British barrister Toby Cadman spoke at an International Council of Jurists sponsored conference in London on June 21. The International Council of Jurists states on its website that its objective is to promote the rule of law and the administration of justice. Mr. Cadman informed the conference organizers in advance that he would be speaking about his views on the Tribunal, views which he had expressed before and were publicly available. Bangladesh Chief Justice Muzammel Hossain and Justice Shamsuddin Chowdhury Manik were present at the conference where Chief Justice Hossain was to receive an award. It is unclear if they were present and heard Mr. Cadman’s presentation, but a Bangladeshi barrister in the audience said it was unfair for Mr. Cadman to criticize the Tribunal when no one was present to defend it and he asked that Mr. Cadman’s remarks be stricken from the record. The chairperson for the session, International Criminal Tribunal for Rwanda Chief Prosecutor Hassan Jallow, declined the audience member’s request. Mr. Cadman learned a short time later that the President of the International Council of Jurists, Dr.

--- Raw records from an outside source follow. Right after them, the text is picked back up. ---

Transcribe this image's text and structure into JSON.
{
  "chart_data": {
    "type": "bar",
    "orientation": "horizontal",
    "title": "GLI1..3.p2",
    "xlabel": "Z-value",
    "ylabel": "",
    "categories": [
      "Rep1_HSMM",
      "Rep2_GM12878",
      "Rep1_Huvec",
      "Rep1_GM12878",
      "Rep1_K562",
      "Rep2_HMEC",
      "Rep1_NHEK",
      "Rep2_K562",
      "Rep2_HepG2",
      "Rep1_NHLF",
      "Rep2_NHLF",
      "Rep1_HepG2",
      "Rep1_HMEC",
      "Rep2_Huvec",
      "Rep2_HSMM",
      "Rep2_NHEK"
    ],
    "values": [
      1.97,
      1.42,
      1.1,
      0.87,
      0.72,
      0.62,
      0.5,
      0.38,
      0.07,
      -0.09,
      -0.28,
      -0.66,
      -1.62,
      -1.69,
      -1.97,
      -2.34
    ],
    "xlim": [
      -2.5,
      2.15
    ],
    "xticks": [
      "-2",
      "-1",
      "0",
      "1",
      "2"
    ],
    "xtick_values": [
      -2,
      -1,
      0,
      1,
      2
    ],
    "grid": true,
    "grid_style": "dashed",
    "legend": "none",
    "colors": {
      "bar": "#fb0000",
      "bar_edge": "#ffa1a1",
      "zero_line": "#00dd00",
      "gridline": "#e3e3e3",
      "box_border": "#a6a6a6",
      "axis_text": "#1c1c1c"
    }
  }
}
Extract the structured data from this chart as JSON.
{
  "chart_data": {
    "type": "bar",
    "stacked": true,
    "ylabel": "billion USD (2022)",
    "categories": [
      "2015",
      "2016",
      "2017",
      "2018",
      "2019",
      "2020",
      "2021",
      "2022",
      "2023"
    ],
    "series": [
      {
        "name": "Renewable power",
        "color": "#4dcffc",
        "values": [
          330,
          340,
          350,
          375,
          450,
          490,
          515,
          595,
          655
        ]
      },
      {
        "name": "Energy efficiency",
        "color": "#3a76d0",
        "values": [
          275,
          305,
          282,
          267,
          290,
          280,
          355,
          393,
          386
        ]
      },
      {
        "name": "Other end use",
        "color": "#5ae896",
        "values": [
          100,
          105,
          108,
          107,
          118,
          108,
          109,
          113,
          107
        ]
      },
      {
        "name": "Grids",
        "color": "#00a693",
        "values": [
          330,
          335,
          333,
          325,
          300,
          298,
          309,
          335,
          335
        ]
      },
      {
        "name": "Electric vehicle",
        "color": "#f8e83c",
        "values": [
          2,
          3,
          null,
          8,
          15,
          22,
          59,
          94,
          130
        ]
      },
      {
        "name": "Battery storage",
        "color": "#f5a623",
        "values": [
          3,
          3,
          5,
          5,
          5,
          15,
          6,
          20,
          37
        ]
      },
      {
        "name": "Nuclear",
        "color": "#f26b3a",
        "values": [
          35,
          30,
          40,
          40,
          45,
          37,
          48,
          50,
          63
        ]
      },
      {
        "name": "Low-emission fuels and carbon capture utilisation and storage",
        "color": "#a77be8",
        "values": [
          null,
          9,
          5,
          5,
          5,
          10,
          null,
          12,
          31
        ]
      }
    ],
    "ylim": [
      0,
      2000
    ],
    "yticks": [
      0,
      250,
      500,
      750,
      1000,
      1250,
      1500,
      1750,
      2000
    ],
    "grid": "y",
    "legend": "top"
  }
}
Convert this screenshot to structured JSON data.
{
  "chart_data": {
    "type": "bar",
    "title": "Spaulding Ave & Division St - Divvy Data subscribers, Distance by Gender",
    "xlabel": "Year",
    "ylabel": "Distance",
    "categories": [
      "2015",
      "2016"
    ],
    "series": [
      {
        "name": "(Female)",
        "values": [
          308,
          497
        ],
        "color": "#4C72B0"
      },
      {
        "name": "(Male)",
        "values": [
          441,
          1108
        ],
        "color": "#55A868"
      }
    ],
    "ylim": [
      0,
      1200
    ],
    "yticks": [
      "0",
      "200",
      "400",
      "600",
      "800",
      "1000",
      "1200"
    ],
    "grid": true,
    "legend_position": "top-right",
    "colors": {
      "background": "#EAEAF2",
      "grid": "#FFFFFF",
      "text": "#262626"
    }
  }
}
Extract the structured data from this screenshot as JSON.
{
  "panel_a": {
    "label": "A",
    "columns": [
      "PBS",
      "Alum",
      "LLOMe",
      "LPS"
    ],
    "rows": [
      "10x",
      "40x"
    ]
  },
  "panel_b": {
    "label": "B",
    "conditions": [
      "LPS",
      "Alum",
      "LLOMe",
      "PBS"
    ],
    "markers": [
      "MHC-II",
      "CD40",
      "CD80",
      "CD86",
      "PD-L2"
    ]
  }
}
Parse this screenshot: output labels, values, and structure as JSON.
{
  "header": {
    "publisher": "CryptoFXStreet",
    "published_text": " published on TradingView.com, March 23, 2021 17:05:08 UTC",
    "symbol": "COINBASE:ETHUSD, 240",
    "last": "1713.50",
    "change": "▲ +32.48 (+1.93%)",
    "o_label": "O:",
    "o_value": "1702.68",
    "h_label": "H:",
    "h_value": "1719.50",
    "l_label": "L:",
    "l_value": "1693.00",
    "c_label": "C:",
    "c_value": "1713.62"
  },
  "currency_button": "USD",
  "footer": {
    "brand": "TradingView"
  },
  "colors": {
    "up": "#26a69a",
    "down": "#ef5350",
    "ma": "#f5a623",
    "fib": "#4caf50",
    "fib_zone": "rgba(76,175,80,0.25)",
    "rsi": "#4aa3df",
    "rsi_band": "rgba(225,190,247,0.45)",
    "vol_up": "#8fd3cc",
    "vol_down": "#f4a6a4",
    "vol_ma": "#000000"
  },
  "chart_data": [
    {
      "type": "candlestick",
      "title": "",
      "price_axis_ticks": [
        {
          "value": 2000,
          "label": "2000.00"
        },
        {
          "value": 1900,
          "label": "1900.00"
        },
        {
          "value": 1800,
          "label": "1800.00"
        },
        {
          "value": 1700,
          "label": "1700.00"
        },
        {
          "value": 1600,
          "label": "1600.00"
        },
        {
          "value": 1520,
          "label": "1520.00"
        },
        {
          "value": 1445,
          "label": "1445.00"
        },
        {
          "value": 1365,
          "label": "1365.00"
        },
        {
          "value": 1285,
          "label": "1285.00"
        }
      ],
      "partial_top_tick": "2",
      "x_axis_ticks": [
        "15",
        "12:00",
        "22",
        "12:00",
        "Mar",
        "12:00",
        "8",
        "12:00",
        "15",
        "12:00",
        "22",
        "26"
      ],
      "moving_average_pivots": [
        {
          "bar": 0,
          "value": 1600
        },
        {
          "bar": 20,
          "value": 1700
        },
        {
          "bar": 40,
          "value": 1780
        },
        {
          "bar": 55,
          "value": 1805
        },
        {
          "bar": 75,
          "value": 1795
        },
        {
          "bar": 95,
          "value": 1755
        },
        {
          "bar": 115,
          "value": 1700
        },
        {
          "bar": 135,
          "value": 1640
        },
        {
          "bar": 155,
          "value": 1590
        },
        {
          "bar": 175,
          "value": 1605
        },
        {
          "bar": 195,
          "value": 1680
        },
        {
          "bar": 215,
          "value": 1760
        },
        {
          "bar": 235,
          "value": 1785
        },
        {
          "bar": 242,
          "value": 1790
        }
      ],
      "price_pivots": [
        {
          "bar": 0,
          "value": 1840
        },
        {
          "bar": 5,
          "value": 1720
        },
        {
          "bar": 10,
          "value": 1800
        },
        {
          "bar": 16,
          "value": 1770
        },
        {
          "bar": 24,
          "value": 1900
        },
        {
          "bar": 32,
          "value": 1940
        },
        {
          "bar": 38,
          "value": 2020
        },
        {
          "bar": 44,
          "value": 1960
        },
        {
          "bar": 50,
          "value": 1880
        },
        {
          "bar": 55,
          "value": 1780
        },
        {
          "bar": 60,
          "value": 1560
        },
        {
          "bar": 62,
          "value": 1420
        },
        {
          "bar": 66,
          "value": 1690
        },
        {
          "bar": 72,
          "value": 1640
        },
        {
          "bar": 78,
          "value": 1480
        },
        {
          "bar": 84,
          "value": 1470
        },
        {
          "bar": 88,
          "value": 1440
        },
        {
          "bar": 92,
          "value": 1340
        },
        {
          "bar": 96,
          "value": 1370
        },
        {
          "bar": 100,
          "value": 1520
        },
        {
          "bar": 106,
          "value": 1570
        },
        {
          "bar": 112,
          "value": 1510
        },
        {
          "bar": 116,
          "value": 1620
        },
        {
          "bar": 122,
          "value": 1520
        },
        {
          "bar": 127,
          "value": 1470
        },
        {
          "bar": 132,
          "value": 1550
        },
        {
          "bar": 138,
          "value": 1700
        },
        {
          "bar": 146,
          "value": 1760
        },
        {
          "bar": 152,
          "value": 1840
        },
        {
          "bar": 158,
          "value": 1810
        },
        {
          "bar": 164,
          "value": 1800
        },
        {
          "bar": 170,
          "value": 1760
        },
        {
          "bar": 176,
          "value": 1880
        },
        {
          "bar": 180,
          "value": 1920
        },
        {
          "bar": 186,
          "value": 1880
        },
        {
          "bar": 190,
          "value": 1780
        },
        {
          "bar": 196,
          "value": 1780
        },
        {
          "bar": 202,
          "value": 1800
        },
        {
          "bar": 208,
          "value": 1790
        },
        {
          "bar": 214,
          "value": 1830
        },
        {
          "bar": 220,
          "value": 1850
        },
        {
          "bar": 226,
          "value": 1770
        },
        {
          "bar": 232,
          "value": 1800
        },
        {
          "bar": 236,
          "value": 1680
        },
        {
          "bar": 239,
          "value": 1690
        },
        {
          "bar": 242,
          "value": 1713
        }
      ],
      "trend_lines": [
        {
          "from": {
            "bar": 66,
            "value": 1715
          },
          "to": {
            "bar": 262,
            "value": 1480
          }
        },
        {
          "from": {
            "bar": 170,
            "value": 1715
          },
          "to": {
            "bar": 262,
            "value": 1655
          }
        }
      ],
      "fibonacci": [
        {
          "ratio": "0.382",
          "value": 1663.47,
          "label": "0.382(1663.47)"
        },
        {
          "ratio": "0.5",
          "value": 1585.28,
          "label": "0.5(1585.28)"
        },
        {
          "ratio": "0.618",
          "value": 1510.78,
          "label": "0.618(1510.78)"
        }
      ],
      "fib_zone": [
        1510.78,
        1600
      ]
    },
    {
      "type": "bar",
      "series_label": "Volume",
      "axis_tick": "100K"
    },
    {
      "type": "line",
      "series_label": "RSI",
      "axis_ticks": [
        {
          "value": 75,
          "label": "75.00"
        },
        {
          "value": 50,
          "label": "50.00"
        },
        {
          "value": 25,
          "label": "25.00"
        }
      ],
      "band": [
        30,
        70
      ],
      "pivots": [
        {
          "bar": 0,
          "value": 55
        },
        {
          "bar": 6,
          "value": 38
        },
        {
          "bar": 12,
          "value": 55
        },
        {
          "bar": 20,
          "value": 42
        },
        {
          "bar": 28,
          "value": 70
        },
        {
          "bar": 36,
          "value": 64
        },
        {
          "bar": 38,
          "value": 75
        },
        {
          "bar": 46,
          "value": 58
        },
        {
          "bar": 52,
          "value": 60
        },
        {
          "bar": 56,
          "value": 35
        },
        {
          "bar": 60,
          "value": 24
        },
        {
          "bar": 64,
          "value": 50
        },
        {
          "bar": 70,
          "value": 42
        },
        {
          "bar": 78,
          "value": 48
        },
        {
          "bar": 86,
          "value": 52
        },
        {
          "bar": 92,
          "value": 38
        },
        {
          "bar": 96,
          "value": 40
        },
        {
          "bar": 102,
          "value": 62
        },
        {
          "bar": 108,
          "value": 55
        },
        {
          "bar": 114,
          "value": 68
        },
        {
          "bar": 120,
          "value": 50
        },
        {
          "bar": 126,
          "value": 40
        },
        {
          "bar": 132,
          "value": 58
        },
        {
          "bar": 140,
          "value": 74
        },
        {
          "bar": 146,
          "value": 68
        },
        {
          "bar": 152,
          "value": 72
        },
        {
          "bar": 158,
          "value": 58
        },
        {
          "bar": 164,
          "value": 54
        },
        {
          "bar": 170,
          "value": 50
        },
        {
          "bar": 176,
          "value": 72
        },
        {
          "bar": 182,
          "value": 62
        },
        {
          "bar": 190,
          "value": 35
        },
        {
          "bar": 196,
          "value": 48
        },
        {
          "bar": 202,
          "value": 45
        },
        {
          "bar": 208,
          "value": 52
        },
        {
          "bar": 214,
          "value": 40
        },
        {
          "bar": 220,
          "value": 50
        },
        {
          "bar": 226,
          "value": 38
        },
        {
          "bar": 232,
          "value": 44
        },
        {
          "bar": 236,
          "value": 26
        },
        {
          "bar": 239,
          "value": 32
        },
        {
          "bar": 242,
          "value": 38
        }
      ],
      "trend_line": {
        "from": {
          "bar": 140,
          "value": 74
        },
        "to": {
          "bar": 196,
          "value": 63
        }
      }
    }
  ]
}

Adish Aggarwala, expunged his remarks from the proceedings saying they were “controversial.” It is remarkable that what purports to be an association of legal professionals committed to the rule of law would alter history at its convenience using an eraser.
On July 15 the Tribunal itself chastized an attorney for five accused men for comments critical of the Rules of Procedure. Tribunal Registrar Shahinoor Islam told journalists at a press briefing, “The tribunal firmly believes that everyone has the right to freedom of expression. But, by any consideration, it is not expected such remarks to be offensive and beyond civilized norms and etiquette.” Mr. Islam explained, “Such remarks might confuse the public mind about the tribunal, an independent judicial institution, established solely for trying the crimes that are recognized internationally.”
Supreme Court Justice Louis Brandeis famously said that sunlight is the best disinfectant, a phrase that underscores the value of transparency in matters of public policy.
An unproven judicial process that lacks the strength to stand up to the sunlight of public debate begins under a cloud of suspicion. The promise of what Bangladesh set in motion with its bold steps in 1973 is diminished by the obstinacy and callous indifference it displays in 2011.
A lesson I learned in the two years I was chief prosecutor for the Bush-era military commissions at Guantanamo Bay, Cuba, is that when a government has a single-minded focus on achieving an objective, rejects any and all criticism and condemns the critics, and argues publicly “trust us, we know fair,” a healthy dose of skepticism is in order. In Guantanamo and in Bangladesh the prospect of what could have been remarkable examples of justice are overshadowed by hardheaded bureaucrats insistent that they alone hold all the answers. It is unfortunate when an opportunity to demonstrate the virtue of a legal process that is free and fair appears to be free of fair.
The views expressed are those of the author.